If you prefer not to use Template Haskell then the generated code can be written by hand because it is quite simple. It corresponds very closely to what we would do in the more familiar Applicative case. For an Applicative we would write

pFooApplicative :: Applicative f
                => Foo (f a) (f b) (f c) -> f (Foo a b c)
pFooApplicative f = Foo <$> foo f
                        <*> bar f
                        <*> baz f

whereas for a ProductProfunctor we write

import Data.Profunctor (lmap)
import Data.Profunctor.Product ((***$), (****))

pFoo :: ProductProfunctor p
     => Foo (p a a') (p b b') (p c c') -> p (Foo a b c) (Foo a' b' c')
pFoo f = Foo ***$ lmap foo (foo f)
             **** lmap bar (bar f)
             **** lmap baz (baz f)

The Default instance is then very simple.

instance (ProductProfunctor p, Default p a a', Default p b b', Default p c c')
      => Default p (Foo a b c) (Foo a' b' c') where
    def = pFoo (Foo def def def)

Synopsis

makeAdaptorAndInstanceInferrable :: String -> Name -> Q [Dec]
makeAdaptorAndInstanceInferrable' :: Name -> Q [Dec]
makeAdaptorAndInstance :: String -> Name -> Q [Dec]
makeAdaptorAndInstance' :: Name -> Q [Dec]

Documentation

makeAdaptorAndInstanceInferrable :: String -> Name -> Q [Dec] Source #

For example

$(makeAdaptorAndInstanceInferrable "pFoo" ''Foo)

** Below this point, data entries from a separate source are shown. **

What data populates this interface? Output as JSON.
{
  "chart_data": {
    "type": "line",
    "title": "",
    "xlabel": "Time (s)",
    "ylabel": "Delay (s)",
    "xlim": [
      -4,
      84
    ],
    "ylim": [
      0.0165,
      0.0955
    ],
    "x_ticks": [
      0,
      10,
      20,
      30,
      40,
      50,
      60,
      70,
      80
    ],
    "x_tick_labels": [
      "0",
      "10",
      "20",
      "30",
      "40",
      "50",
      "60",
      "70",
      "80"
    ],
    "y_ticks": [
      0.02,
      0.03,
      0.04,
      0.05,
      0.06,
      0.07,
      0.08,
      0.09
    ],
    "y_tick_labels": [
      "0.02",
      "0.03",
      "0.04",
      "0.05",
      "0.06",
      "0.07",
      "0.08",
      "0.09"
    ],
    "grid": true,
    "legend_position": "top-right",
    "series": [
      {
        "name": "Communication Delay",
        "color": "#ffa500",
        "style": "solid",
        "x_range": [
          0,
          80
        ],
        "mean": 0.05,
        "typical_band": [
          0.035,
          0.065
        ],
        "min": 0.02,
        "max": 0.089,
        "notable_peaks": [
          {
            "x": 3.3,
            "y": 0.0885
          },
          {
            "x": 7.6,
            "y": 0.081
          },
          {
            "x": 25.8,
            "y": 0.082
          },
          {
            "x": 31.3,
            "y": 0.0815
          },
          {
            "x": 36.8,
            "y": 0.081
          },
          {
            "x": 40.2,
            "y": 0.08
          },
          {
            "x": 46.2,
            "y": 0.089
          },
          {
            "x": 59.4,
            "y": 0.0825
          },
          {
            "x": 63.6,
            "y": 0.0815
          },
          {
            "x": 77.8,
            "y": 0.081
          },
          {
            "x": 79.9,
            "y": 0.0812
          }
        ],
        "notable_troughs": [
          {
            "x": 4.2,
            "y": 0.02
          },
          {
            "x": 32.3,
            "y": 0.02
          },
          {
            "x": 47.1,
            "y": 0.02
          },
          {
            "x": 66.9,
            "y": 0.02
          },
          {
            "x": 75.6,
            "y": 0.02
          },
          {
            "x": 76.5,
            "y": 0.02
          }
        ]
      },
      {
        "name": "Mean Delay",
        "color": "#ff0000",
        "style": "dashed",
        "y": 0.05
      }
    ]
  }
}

generates the Default instance and the adaptor pFoo.

makeAdaptorAndInstanceInferrable' :: Name -> Q [Dec] Source #

For example

$(makeAdaptorAndInstanceInferrable' ''Foo)

generates the Default instance and the adaptor pFoo. The name of the adaptor is chosen by prefixing the type name "Foo" with the string "p".

makeAdaptorAndInstance :: String -> Name -> Q [Dec] Source #

Use makeAdaptorAndInstanceInferrable instead, because it generates instances with better inference properties. Will be deprecated in version 0.12.

makeAdaptorAndInstance' :: Name -> Q [Dec] Source #

Use makeAdaptorAndInstanceInferrable instead, because it generates instances with better inference properties. Will be deprecated in version 0.12.